Why they have chosen to be independent nations but still hold on to the colonial trappings of their former slave master is anyone’s guess.”

A local expert has joined the row. Former Cape Peninsula University of Technology lecturer Asanda Ngoasheng — described as an “activist on race” — told The Times: “Interviews like the one by Harry and Meghan are important because they remind us of the unfair global systems that we take for granted. The royal family led the colonialism/imperialism project. It should not be surprising to learn that they are racist. I hope that all this makes us wake up and ask, do we need royalty?”

Readers who have only this minute arrived on Earth from some distant corner of the universe may not be aware the row centres on a query about the skin tone of the Sussexes’ unborn son, and the implications this may or may not have for the Windsors.

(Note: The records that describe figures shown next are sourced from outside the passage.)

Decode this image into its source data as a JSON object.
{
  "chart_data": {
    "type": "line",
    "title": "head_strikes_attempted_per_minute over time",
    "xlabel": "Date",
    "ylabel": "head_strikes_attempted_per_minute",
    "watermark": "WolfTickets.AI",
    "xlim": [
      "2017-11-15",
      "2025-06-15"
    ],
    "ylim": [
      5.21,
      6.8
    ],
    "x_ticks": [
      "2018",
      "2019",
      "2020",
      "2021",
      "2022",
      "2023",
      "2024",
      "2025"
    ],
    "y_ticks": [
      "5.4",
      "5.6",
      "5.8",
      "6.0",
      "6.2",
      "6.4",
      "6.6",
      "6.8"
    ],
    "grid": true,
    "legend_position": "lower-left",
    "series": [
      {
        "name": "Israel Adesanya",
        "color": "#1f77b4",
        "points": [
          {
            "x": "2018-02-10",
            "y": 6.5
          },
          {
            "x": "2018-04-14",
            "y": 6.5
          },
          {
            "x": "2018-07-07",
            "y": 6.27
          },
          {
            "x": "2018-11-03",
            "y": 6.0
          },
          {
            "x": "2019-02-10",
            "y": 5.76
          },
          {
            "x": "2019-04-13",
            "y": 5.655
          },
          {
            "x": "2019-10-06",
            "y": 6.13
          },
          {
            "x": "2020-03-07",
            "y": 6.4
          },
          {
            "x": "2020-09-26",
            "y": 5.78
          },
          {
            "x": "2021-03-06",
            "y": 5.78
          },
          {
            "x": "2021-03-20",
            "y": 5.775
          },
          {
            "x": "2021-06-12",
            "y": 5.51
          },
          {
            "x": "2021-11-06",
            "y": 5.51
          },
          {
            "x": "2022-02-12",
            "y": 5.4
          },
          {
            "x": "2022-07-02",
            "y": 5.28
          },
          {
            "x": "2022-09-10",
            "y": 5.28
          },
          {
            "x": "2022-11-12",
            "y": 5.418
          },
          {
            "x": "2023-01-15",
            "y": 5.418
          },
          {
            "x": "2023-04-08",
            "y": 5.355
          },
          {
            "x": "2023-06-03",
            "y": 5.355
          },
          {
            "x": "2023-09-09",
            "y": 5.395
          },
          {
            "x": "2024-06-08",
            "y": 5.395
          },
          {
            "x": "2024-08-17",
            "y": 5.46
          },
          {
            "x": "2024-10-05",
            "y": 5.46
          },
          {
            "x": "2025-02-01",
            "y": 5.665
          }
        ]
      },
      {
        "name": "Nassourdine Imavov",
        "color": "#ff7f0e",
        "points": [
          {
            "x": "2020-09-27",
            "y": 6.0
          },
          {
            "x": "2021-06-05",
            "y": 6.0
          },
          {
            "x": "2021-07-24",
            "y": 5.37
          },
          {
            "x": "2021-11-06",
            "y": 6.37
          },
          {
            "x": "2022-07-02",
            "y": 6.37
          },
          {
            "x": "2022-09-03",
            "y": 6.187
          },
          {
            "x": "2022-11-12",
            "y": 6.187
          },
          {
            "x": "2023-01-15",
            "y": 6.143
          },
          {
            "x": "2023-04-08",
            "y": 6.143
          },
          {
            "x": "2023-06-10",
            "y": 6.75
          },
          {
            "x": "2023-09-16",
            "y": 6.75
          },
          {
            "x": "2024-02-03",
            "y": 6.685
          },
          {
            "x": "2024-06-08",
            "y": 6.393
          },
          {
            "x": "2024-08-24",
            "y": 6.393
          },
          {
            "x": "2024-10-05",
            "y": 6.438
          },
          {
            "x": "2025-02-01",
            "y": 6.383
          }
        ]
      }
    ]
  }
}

There are those who deny this inquiry indicates prejudice. They have been writing furiously to the newspapers: 

“When my god-daughter (who is white) was expecting a child by her partner (who is black), both families spent the entire pregnancy wondering what colour the baby would be. That’s not racism. It’s natural curiosity.” 

“When I was pregnant, those around me happily speculated whether or not the baby would inherit my husband’s ginger hair. Thanks to the Sussexes, I now realise that I should have been outraged rather than simply pleased that they took an interest.”

Could that be it? Natural curiosity? It depends, I suppose, on who asked the question. The Sussexes aren’t saying — although they clearly believe the incident was upsetting. Winfrey insists it wasn’t the Queen or the Duke of Edinburgh. If it was Princess Michael of Kent, though, we may have an issue on our hands.

And what of the duchess’s charges that her in-laws are a remote and emotionally frigid bunch? This could be a transatlantic cultural thing. Markle is an American. The society in which she was raised is generally regarded as warm and genial, open and inviting. As for her in-laws? Well, they’re English. Of course there are problems.